Predictors of response to lactulose therapy in hepatic encephalopathy have been reported, along with the effect of minimal hepatic encephalopathy on driving. Rifaximin was found to lead to better maintenance of remission and decreased readmission rates in patients with cirrhosis and hepatic encephalopathy. Satavaptan (a vasopressin receptor antagonist) was investigated for treatment of refractory ascites and appeared to be effective, but this compound is not currently approved by the US Food and Drug Administration (FDA). Patients with refractory ascites taking propranolol were found to have poorer outcomes than those not taking propranolol.

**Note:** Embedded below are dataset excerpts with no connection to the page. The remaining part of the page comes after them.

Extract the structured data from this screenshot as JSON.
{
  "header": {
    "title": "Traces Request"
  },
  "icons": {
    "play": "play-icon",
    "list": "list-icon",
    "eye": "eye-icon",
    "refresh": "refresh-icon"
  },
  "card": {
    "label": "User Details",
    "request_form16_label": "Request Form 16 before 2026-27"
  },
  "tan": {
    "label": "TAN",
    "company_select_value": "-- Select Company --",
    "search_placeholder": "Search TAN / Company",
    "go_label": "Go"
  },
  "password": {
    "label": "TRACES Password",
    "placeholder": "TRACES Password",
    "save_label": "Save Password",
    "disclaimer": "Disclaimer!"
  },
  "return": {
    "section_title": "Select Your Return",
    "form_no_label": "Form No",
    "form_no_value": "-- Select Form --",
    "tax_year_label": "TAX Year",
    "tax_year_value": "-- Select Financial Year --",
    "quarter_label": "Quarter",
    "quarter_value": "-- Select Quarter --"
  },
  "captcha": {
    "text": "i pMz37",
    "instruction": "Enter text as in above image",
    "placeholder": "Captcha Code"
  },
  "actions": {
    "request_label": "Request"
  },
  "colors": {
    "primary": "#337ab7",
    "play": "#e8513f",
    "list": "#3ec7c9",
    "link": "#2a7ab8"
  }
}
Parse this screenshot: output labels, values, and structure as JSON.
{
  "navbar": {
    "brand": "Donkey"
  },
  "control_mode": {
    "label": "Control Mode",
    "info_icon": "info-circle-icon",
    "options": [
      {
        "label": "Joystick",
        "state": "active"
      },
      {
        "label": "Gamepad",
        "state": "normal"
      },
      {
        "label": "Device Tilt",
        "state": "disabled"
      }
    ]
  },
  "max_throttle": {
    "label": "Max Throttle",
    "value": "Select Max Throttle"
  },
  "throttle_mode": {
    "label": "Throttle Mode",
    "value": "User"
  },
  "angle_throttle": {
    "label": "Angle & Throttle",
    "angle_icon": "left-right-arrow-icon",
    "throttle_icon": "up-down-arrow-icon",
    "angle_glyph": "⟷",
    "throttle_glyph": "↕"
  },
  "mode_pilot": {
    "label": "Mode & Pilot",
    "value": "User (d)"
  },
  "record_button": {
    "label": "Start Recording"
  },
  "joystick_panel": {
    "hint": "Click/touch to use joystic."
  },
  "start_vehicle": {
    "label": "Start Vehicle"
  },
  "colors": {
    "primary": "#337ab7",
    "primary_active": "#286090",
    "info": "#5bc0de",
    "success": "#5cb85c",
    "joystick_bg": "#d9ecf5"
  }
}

Terlipressin currently appears to be the best medical therapy available for patients with type 1 HRS; the addition with albumin to terlipressin appeared to decrease mortality in patients with type 1 HRS. In primary prophylaxis of EVH, carvedilol was found to reduce the rate of initial bleeding compared with band ligation. Early transjugular intrahepatic portosystemic shunts placed in highly selected patients with acute EVH and a high risk of endoscopic failure decreased long-term mortality. In patients with gastric varices, primary prophylaxis with cyanoacrylate may decrease the probability of gastric variceal hemorrhage compared with nonselective beta-blockers.
Refinement in clinical management strategies for patients with cirrhosis and its complications appear to continue to contribute to improved patient outcomes.